The similarities among the subject-based TBCA instruments are that they all assess multiple cognitive domains, and the telephone-unfriendly items are eliminated. The main differences are that different instruments may cover different cognitive domains, and they use different strategies to modify the telephone-unfriendly items. The subject-based tests rely on the subject’s clinical performance, which closely reflects the subject’s cognitive function. When these tests are administered via telephone, some cognitive domains cannot be assessed technically, such as visual construction. Also, without visual communication, it is more difficult for subjects with possible cognitive and hearing impairment to comprehend the instructions. These factors may post threats to the applicability of subject-based tests.

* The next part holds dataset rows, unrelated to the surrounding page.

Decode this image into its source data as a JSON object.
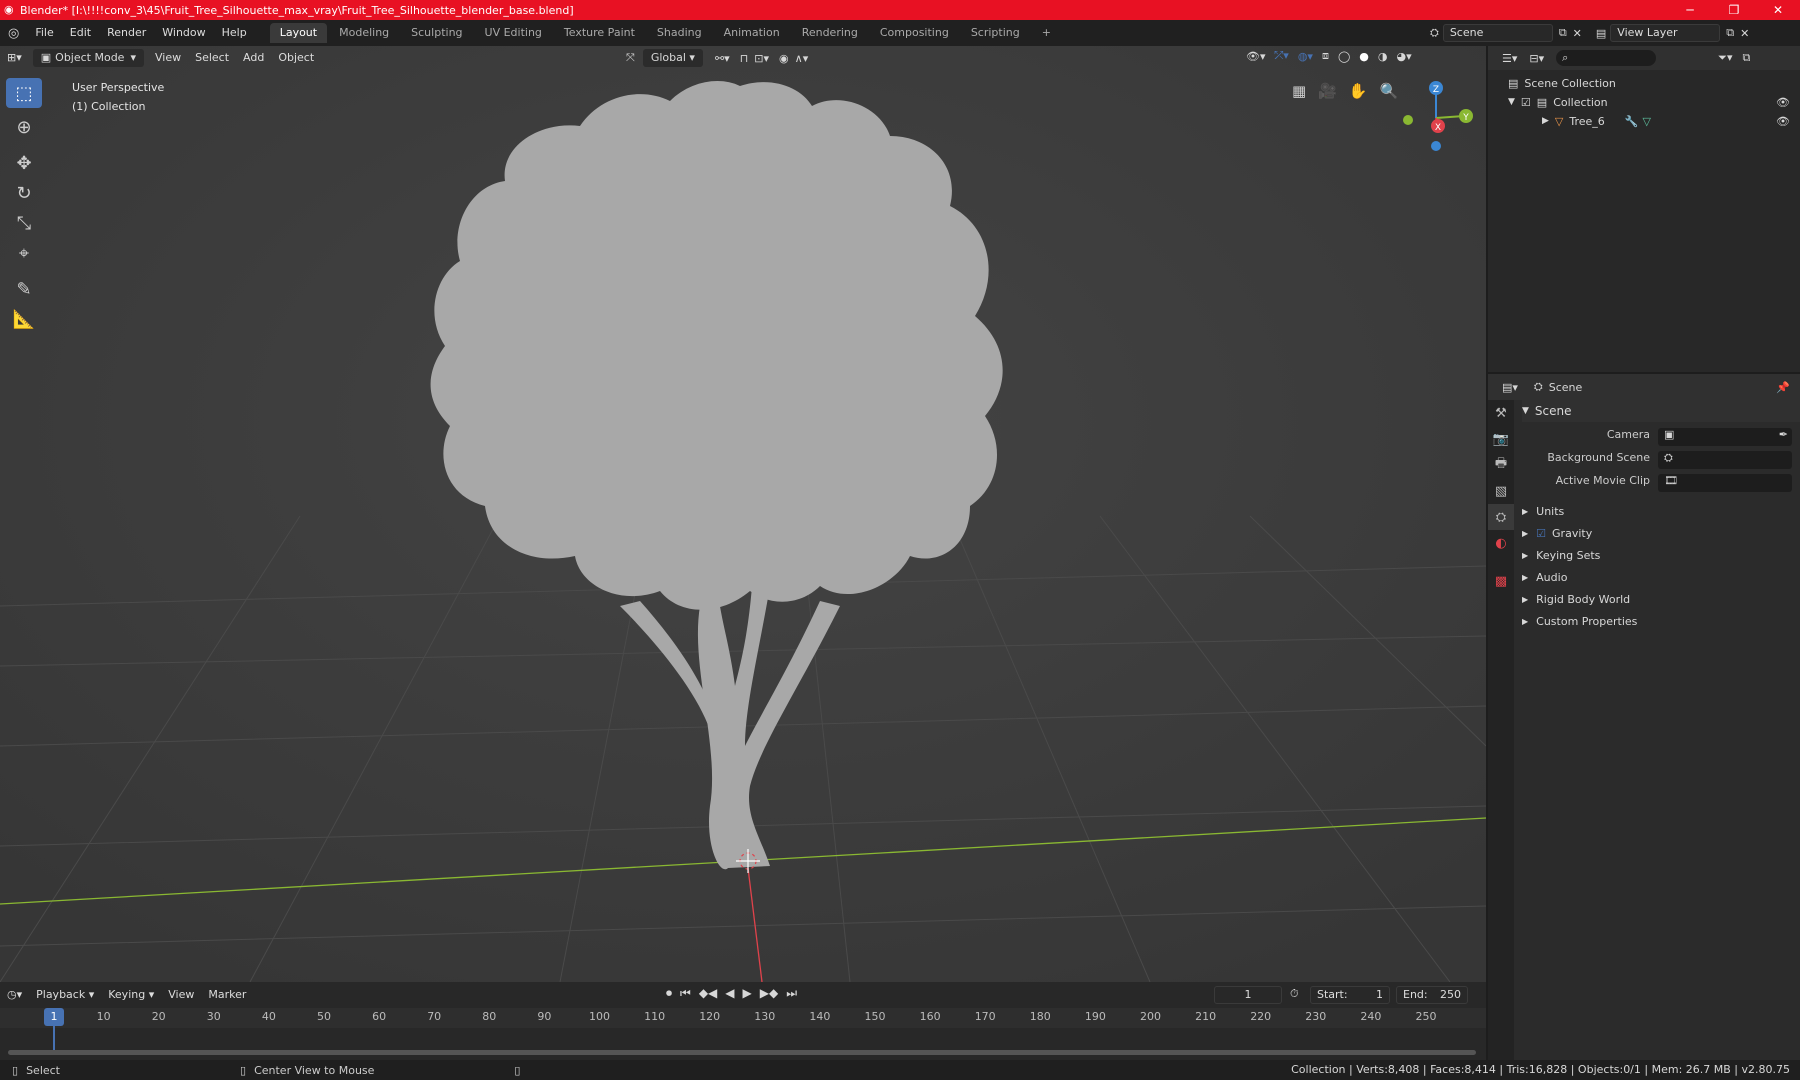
{
  "titlebar": {
    "title": "Blender* [I:\\!!!!conv_3\\45\\Fruit_Tree_Silhouette_max_vray\\Fruit_Tree_Silhouette_blender_base.blend]",
    "minimize": "─",
    "maximize": "❐",
    "close": "✕"
  },
  "menu": {
    "items": [
      "File",
      "Edit",
      "Render",
      "Window",
      "Help"
    ],
    "workspaces": [
      "Layout",
      "Modeling",
      "Sculpting",
      "UV Editing",
      "Texture Paint",
      "Shading",
      "Animation",
      "Rendering",
      "Compositing",
      "Scripting"
    ],
    "active_workspace": "Layout",
    "add_tab": "+",
    "scene": "Scene",
    "view_layer": "View Layer"
  },
  "viewport": {
    "mode": "Object Mode",
    "menus": [
      "View",
      "Select",
      "Add",
      "Object"
    ],
    "orientation": "Global",
    "perspective": "User Perspective",
    "collection": "(1) Collection",
    "gizmo": {
      "z": "Z",
      "y": "Y",
      "x": "X"
    }
  },
  "outliner": {
    "root": "Scene Collection",
    "collection": "Collection",
    "object": "Tree_6"
  },
  "properties": {
    "header": "Scene",
    "panel": "Scene",
    "camera_label": "Camera",
    "bg_scene_label": "Background Scene",
    "movie_clip_label": "Active Movie Clip",
    "sections": [
      "Units",
      "Gravity",
      "Keying Sets",
      "Audio",
      "Rigid Body World",
      "Custom Properties"
    ]
  },
  "timeline": {
    "menus": [
      "Playback",
      "Keying",
      "View",
      "Marker"
    ],
    "current_frame": "1",
    "start_label": "Start:",
    "start": "1",
    "end_label": "End:",
    "end": "250",
    "ticks": [
      "1",
      "10",
      "20",
      "30",
      "40",
      "50",
      "60",
      "70",
      "80",
      "90",
      "100",
      "110",
      "120",
      "130",
      "140",
      "150",
      "160",
      "170",
      "180",
      "190",
      "200",
      "210",
      "220",
      "230",
      "240",
      "250"
    ]
  },
  "status": {
    "select": "Select",
    "center": "Center View to Mouse",
    "stats": "Collection | Verts:8,408 | Faces:8,414 | Tris:16,828 | Objects:0/1 | Mem: 26.7 MB | v2.80.75"
  },
  "colors": {
    "accent": "#4772b3",
    "titlebar": "#e81123",
    "x_axis": "#e0424b",
    "y_axis": "#8ab832",
    "z_axis": "#3b87d4"
  }
}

3.1.2. Informant-based Tests
Informant-based tests refer to assessments that are designed to be responded to by others who know about the subject. They require only that the subjects’ caregivers report their observations on the activity and functioning level of the subjects. In this case, the informant can be the caregiver, either formal or informal, of the subject. The informant-based instruments basically adopt face-to-face testing, even for TBCA instruments (e.g., the Telephone Dementia Interview, TDS; the Informant Questionnaire on Cognitive Decline in the Elderly, IQCODE; and the Symptoms of Dementia Screener, SDS) [30,31,32]. Unlike the subject-based tests, modification is generally not needed because the respondent is not hindered in his or her response as a result of his or her cognitive ability. It provides an alternative when some participants are unable to be assessed over the phone for various reasons, such as deafness or disease. The validity of this instrument depends heavily on the availability of caregivers and the depth of their knowledge about the subject’s functioning level.
However, administration of the informant-based tests via telephone does not significantly resolve the problems of the face-to-face versions. The caregivers still have to talk simultaneously with the assessors to complete the test. If the assessors and the caregivers are not simultaneously available, the availability problem is not solved. It also does not resolve the problem that arises when caregivers have an inadequate understanding of the subject’s functioning level.
3.1.3. Combined Tests
Combined tests refer to assessments that use both subject- and informant-based tests. Both the subject and the informant are assessed. This method aims to balance the accuracy and feasibility of the two types of test. Some face-to-face instruments (e.g., the Structured Telephone Interview for the Dementia Assessment, STIDA, and the Brief Screen for Cognitive Impairment, BSCI) [33,34], which combined both subject- and informant-based tests, were adopted directly for TBCA. Modification was generally not needed because both the subject- and informant-based components had already been adapted to be administered via telephone, so that there were no telephone-unfriendly items.
The emergence of the combined tests aimed at providing more information for the clinician about the subjects’ cognitive function. Technically, when the combined test is administered via telephone, it does not resolve the problems of the subject-based (e.g., no visual communication) and informant-based tests (e.g., availability of the caregivers).
3.2. The Validity
Most TBCA instruments have undergone certain validation procedures, although the rigor of the studies varies. The TBCA cited here were validated by several methods, namely, comparison with medical assessment by a physician, comparison with the same instrument administered face to face, and comparison with other validated instruments (Table 2). Some of the instruments have been examined for reliability.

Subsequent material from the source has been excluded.